The SEC and IRS would also receive cuts from their 2023 levels for fiscal 2024 under the House bill. The SEC’s budget would be cut by $170 million down to $2 billion, and the IRS by $1.1 billion down to $11.25 billion, in each case specifically targeting the enforcement budget. The IRS cuts come in addition to cutting the $80 billion in additional Inflation Reduction Act funding. The Senate bill appropriates $2.4 billion to the SEC.

The Senate version appropriates $1.884 billion to the Department of the Treasury, excluding the IRS, and the House version appropriates $1.793 billion.

The Senate spending bill appropriates $14 million to the Department of Labor so it can construct the “Lost and Found” database of retirement accounts, as mandated by the SECURE 2.0 Act of 2022. This provision is absent from the House version.

The two competing bills also have very different views on telework.

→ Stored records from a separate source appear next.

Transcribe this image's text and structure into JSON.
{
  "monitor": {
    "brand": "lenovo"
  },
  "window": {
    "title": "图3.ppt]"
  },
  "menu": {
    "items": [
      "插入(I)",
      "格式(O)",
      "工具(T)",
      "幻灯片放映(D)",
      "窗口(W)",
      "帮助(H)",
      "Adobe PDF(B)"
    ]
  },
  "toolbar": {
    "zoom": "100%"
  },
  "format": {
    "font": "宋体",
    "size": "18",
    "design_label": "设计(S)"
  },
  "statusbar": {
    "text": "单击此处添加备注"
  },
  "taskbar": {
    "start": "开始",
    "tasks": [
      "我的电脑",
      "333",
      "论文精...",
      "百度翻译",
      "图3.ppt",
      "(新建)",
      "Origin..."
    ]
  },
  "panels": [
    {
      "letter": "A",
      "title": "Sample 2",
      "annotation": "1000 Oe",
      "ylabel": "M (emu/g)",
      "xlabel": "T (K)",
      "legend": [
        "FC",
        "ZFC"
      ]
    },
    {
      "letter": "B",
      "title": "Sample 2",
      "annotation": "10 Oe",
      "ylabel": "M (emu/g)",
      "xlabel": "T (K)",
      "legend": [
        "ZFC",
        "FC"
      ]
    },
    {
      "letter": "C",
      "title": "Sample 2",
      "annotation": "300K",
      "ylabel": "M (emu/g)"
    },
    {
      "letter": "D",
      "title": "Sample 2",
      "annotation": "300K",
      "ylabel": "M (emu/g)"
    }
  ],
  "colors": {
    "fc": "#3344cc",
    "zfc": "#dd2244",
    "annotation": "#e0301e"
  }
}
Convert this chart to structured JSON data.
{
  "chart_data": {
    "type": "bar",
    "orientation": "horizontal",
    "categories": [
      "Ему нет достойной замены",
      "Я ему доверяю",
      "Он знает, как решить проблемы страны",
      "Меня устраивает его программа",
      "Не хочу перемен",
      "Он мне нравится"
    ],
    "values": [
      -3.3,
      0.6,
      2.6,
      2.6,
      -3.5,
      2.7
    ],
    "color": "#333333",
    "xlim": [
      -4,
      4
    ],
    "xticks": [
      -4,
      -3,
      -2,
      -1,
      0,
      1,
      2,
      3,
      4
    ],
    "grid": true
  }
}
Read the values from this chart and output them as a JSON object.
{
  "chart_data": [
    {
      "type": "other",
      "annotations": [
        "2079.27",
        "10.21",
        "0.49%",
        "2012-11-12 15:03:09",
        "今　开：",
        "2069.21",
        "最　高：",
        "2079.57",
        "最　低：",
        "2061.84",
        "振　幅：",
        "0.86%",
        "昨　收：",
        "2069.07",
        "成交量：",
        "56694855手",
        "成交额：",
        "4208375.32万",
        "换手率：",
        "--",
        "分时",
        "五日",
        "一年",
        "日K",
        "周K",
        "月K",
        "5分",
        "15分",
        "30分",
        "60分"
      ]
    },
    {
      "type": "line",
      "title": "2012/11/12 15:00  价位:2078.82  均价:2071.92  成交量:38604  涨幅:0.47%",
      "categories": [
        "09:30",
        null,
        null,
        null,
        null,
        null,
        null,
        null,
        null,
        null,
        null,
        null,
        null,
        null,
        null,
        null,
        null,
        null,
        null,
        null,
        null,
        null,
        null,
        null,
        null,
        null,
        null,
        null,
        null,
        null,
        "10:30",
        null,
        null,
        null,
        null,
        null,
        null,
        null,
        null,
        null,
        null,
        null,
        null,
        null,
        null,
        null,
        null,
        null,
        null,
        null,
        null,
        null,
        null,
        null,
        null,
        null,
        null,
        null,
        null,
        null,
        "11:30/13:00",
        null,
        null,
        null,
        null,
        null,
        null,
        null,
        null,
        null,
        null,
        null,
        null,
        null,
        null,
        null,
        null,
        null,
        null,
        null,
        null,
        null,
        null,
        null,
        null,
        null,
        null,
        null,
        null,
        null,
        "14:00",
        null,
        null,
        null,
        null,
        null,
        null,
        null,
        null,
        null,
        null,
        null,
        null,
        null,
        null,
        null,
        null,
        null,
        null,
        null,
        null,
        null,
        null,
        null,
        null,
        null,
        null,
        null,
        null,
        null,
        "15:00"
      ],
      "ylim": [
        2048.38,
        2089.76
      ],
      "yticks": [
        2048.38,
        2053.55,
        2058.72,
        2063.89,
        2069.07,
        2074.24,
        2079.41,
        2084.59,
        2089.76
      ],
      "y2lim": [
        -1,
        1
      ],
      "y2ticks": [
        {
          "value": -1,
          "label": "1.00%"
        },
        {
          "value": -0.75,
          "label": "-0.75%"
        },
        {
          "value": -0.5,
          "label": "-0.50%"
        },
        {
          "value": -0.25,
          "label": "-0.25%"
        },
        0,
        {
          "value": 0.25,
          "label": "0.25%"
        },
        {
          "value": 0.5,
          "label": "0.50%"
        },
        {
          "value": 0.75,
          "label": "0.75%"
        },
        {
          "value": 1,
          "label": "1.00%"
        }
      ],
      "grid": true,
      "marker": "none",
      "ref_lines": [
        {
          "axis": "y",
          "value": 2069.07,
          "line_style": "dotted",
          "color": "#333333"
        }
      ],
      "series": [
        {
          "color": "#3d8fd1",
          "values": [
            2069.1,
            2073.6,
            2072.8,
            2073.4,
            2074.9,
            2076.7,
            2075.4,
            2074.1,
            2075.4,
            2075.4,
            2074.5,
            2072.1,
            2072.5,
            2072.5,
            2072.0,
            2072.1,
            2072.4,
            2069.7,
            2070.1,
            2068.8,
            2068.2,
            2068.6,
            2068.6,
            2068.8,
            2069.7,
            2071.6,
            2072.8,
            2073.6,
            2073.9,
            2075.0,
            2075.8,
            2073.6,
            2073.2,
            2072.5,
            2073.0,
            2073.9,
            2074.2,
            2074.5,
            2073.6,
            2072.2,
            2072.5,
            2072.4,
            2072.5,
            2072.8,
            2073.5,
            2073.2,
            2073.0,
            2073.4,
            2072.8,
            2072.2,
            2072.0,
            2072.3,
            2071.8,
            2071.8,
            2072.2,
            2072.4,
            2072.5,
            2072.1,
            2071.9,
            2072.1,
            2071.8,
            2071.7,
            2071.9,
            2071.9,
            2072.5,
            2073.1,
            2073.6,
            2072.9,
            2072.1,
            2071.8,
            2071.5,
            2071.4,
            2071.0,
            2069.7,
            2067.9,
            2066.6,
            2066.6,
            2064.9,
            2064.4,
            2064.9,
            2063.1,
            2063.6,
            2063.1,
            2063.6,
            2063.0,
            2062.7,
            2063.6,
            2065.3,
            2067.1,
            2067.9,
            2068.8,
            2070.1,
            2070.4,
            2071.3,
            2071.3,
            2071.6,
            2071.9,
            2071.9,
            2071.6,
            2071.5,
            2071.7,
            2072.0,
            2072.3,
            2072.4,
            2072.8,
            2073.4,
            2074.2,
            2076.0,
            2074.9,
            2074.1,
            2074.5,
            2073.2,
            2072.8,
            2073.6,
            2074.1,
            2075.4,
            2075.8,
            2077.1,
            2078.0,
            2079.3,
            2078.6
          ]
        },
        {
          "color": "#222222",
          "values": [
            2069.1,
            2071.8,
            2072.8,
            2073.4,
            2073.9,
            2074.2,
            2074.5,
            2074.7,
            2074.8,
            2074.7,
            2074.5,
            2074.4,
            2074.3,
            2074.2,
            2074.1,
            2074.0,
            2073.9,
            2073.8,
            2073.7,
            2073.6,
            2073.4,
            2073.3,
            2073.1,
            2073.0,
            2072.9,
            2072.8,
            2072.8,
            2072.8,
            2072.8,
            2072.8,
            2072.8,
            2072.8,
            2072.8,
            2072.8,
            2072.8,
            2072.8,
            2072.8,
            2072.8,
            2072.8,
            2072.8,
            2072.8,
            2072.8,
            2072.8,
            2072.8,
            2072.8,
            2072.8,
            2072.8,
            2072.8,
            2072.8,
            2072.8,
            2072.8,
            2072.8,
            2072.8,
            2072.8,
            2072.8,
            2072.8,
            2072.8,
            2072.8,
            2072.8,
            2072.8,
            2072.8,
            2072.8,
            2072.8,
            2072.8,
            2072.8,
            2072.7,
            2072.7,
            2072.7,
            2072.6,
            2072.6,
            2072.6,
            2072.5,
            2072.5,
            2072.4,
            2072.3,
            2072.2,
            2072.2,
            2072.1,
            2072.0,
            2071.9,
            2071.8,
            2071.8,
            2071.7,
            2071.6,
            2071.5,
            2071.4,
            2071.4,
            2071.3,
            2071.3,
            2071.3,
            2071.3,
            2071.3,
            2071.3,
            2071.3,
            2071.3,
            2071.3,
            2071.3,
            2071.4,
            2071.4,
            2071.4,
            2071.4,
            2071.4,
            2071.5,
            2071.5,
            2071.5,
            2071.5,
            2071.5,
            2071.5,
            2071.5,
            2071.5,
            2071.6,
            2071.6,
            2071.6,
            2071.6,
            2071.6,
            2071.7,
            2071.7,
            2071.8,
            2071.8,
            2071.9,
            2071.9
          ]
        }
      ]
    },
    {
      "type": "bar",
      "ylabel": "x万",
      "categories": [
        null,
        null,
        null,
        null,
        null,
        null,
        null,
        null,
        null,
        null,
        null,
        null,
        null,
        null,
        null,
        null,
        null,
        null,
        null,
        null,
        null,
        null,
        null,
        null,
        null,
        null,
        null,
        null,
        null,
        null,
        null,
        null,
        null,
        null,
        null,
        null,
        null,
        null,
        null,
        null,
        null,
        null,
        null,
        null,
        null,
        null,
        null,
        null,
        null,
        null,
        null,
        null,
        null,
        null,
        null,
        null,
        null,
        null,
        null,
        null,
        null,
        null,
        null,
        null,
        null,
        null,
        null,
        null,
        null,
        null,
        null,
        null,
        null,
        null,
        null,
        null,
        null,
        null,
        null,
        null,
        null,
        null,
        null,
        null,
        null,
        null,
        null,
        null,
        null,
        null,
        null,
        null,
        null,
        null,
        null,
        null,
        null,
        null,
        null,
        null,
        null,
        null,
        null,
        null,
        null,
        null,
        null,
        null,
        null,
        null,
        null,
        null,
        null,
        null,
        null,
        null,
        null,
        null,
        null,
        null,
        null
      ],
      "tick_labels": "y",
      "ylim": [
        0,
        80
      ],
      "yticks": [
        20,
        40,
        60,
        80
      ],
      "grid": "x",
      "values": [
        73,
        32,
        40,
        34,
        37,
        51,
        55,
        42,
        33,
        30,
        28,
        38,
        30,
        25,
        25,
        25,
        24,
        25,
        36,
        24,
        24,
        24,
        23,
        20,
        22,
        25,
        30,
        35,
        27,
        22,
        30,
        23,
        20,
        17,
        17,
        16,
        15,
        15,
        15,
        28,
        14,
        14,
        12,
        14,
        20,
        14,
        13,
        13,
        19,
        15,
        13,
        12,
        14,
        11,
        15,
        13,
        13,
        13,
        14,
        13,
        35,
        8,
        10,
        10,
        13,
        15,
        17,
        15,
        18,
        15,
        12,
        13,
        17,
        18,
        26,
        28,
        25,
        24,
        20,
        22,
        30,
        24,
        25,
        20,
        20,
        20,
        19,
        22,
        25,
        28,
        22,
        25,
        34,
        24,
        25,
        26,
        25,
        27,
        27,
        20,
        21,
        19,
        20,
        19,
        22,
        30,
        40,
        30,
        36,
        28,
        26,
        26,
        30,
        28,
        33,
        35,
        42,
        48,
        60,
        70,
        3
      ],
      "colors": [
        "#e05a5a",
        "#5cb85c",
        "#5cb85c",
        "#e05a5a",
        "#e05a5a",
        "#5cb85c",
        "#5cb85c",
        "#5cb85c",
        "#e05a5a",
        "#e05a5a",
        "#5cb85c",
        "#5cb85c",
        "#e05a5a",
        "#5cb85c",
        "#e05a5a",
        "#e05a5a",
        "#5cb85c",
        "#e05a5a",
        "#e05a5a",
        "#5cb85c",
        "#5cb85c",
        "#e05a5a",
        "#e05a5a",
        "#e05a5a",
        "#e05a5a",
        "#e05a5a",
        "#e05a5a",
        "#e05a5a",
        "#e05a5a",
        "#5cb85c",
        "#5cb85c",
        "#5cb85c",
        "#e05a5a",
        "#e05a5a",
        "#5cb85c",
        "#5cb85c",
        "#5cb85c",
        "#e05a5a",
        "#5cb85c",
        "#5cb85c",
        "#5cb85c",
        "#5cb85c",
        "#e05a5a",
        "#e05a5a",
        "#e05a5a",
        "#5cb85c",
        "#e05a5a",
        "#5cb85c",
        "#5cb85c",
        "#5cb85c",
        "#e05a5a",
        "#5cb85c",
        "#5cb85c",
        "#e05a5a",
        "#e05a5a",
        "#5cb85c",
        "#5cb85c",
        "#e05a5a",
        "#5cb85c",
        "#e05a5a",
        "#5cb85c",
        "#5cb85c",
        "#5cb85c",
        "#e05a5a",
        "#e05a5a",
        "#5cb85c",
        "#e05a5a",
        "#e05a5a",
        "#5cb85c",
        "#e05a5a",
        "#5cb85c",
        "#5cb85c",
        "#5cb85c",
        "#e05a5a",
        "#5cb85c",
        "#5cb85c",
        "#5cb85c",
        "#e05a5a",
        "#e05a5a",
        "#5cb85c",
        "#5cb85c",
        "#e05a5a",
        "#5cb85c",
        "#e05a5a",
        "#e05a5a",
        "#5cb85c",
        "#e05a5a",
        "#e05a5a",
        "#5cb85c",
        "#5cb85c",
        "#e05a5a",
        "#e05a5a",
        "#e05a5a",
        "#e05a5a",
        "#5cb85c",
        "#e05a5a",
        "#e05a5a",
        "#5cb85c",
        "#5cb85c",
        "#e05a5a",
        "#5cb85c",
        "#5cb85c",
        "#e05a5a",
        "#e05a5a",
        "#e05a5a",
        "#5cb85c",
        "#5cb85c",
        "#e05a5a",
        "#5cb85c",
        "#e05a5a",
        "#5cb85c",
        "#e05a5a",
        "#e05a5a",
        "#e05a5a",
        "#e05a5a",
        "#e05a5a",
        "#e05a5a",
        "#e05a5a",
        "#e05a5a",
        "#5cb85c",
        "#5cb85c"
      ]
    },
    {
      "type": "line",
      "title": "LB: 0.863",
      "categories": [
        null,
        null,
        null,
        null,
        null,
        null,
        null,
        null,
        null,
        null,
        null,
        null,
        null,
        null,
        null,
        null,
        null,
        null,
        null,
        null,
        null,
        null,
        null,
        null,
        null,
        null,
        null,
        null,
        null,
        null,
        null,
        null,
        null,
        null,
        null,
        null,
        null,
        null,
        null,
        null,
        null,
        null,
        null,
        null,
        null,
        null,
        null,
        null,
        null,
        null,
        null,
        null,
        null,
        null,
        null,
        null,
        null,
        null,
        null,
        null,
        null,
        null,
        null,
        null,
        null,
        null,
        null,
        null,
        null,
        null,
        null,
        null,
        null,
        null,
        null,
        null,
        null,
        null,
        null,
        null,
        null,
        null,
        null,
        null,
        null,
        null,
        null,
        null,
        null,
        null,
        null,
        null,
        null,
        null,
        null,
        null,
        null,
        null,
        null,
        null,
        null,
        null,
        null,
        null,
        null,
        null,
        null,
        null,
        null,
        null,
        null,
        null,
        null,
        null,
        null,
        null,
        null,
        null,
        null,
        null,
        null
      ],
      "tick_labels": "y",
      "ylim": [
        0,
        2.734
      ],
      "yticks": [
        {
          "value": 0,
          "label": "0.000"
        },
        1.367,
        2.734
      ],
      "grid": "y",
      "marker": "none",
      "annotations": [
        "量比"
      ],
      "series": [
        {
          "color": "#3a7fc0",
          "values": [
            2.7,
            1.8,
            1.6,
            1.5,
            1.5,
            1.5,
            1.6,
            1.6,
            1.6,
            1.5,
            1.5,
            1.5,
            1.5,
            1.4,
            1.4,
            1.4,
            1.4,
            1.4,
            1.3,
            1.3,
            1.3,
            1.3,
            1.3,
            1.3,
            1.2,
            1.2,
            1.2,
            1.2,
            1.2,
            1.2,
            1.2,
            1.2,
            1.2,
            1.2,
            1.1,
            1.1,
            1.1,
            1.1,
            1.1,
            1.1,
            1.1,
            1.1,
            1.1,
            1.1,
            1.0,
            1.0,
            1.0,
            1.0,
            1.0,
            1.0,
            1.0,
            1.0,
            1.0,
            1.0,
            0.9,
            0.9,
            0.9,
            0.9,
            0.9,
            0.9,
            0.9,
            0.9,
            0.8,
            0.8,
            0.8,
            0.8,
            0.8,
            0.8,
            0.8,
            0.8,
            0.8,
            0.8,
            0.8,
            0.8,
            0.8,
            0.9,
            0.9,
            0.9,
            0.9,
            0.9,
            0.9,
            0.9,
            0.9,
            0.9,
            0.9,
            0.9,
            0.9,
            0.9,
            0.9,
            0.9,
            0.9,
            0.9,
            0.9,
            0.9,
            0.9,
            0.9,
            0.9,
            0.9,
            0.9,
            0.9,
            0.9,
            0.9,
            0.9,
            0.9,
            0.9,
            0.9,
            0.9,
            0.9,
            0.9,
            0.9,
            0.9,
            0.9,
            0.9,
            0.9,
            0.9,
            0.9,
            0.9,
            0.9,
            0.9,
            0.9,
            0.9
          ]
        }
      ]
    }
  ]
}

Federal teleworking is a frequent complaint among Congressional Republicans and the House bill demands federal agencies to return to pre-pandemic levels of office workers. The Senate bill on the other hand, instructs the SEC, FCC, and FTC to report the impact of telework on recruitment, retention, and performance to Congress.

The two bills will have to be reconciled before being passed in each legislative chamber, then sent to Biden for his signature or veto.